シェアハウス
「私ね、真紀ちゃんが美味しそうに食べてる姿を見るのが好きなの。遠慮なく、沢山食べてね」
目の前に座った静香さんは、そう言うと小首を傾げて優しく微笑んだ。
「はい。いただきます」
静香さんが見守る中、1人食事を開始しはじめた私。
そんな私を笑顔で見続ける静香さんの視線が気になり、食べ進める手をピタリと止めると口を開いた。
「あの……。静香さんは、食べないんですか?」
「そうね。……じゃあ、一緒に食べようかな」
そう言って優しく微笑んだ静香さんは、自分の分の食器を出してくると私と一緒に食事を始める。
「このお肉、美味しいですねっ」
「今日のお肉は、チキンよ。明日は豚肉にしようね。……真紀ちゃん、豚肉は好き?」
「はい! 静香さんの作ってくれる料理なら、何でも好きですっ!」
「真紀ちゃんたら……。本当に、可愛いわね」
目の前でクスクスと微笑む静香さんを見て、あのサイトを見てこの物件に出会えた事。そして、静香さんに出会えた事に心から感謝した。

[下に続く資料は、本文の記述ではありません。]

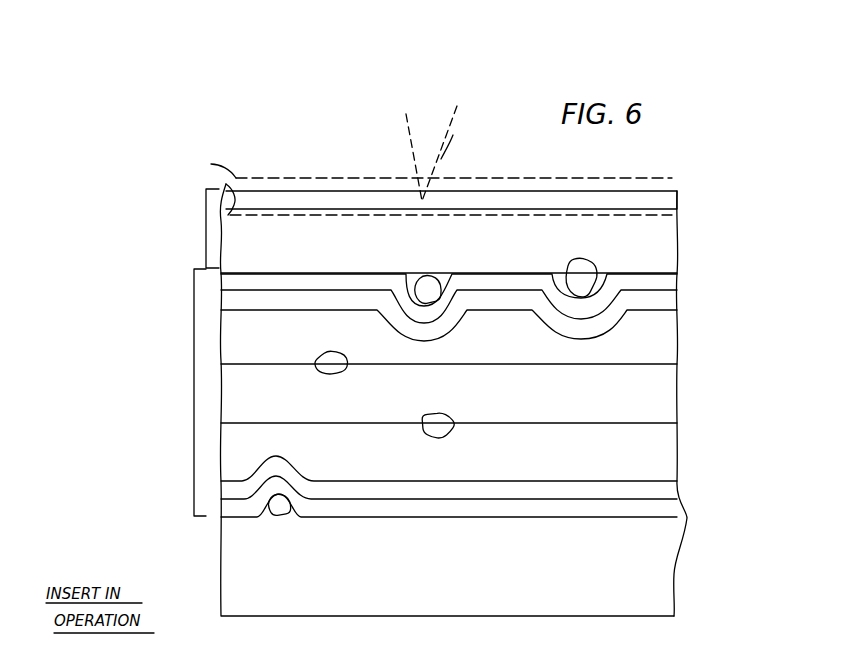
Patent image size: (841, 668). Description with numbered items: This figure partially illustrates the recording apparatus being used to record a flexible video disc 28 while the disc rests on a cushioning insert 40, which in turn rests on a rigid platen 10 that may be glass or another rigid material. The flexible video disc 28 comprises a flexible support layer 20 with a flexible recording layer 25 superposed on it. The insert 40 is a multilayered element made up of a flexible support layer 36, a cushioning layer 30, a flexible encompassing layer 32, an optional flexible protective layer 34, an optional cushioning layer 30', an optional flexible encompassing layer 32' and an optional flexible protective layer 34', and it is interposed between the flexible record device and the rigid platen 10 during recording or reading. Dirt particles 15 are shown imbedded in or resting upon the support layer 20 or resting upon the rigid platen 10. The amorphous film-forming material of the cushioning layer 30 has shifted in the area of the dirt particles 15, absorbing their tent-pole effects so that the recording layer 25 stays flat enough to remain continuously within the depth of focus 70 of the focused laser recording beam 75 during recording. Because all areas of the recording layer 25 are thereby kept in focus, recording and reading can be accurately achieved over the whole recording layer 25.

The rigid platen 10 is at (665, 560).
The dirt particles 15 is at (573, 282).
The flexible support layer 20 is at (660, 240).
The flexible recording layer 25 is at (668, 203).
The flexible video disc 28 is at (202, 223).
The cushioning layer 30 is at (471, 333).
The optional cushioning layer 30' is at (470, 441).
The flexible encompassing layer 32 is at (471, 306).
The optional flexible encompassing layer 32' is at (470, 475).
The optional flexible protective layer 34 is at (471, 290).
The optional flexible protective layer 34' is at (478, 501).
The flexible support layer 36 is at (655, 393).
The insert 40 is at (190, 384).
The depth of focus 70 is at (207, 163).
The focused laser recording beam 75 is at (407, 134).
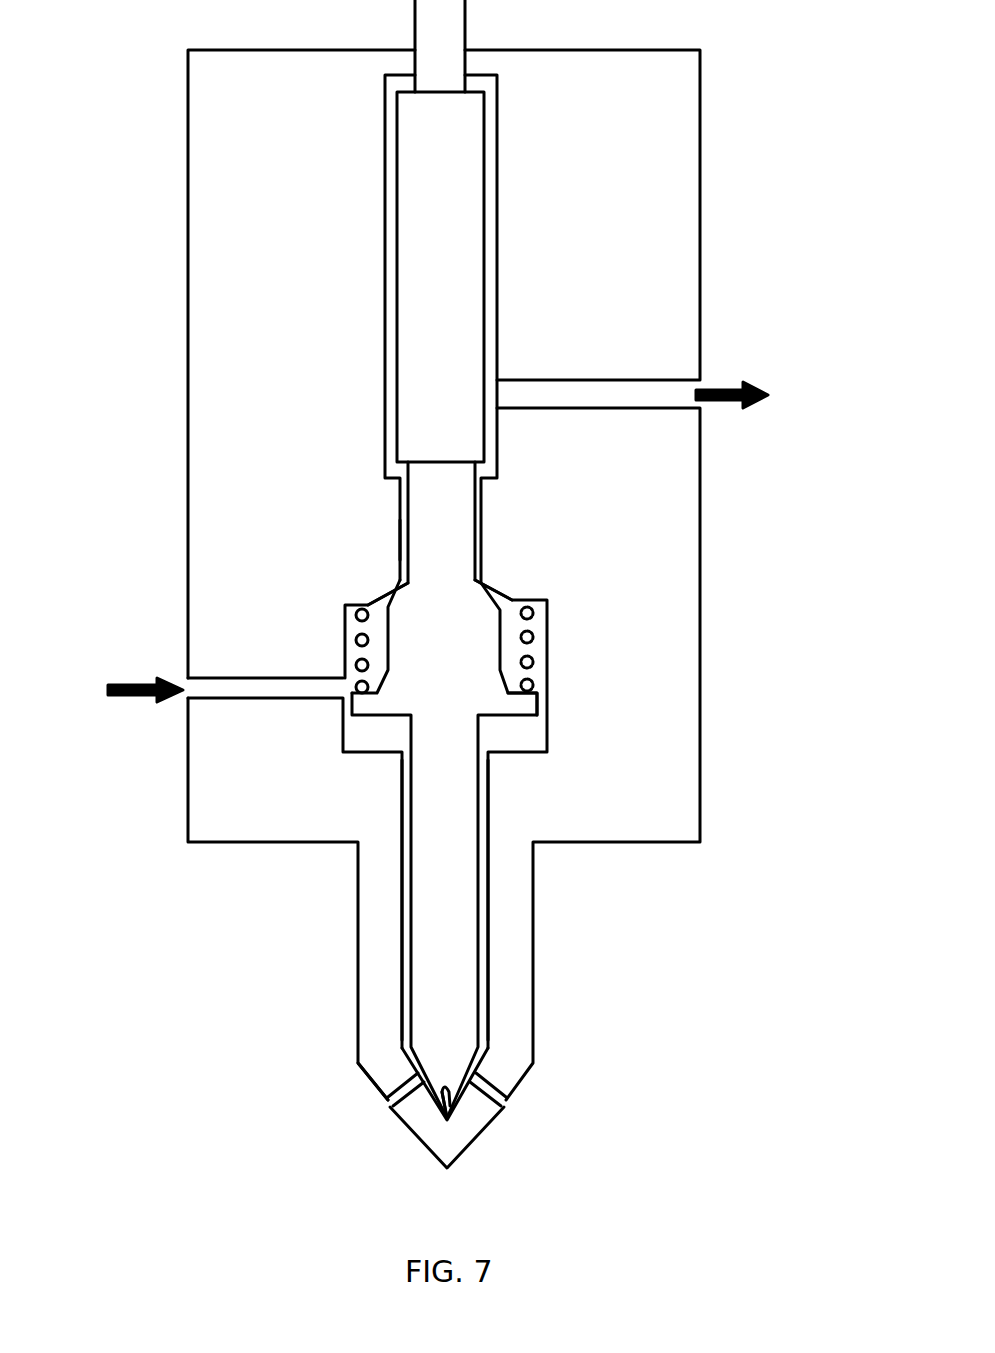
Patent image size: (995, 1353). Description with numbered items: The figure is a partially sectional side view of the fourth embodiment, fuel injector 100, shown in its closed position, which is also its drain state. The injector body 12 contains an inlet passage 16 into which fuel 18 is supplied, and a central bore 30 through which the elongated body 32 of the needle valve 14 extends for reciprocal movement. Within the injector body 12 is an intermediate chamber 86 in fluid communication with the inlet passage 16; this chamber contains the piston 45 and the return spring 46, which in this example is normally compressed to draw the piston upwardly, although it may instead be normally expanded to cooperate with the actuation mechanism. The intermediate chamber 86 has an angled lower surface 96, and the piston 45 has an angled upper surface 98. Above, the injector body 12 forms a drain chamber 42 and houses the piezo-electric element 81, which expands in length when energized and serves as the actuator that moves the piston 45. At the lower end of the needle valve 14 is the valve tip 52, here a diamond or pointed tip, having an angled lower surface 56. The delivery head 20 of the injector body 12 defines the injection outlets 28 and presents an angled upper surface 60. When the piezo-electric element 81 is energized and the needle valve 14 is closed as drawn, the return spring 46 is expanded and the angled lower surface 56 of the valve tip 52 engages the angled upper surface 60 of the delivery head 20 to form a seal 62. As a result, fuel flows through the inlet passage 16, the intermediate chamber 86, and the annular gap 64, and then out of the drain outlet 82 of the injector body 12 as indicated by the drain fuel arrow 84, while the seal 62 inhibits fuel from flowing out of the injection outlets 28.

The fuel injector 100 is at (738, 73).
The injector body 12 is at (166, 480).
The needle valve 14 is at (472, 502).
The inlet passage 16 is at (183, 682).
The fuel 18 is at (130, 693).
The delivery head 20 is at (368, 1079).
The injection outlet 28 is at (390, 1106).
The central bore 30 is at (400, 518).
The elongated body 32 is at (453, 837).
The drain chamber 42 is at (488, 232).
The piston 45 is at (508, 703).
The return spring 46 is at (533, 636).
The valve tip 52 is at (467, 1043).
The angled lower surface 56 is at (482, 1120).
The angled upper surface 60 is at (446, 1088).
The seal 62 is at (465, 1092).
The annular gap 64 is at (403, 552).
The piezo-electric element 81 is at (432, 298).
The drain outlet 82 is at (657, 393).
The drain fuel 84 is at (745, 404).
The intermediate chamber 86 is at (350, 652).
The angled lower surface 96 is at (490, 593).
The angled upper surface 98 is at (393, 587).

今思えば、当初不安に思っていた自分が馬鹿らしくさえ思えてくる。
(こんなに素敵な人と出会えるなんて……。やっぱり、即決して良かった)
私はチキンの乗ったスプーンを口へと運ぶと、蕩けるように柔らかく煮込まれたお肉を、4・5回噛んでから喉の奥へと流し込んだ。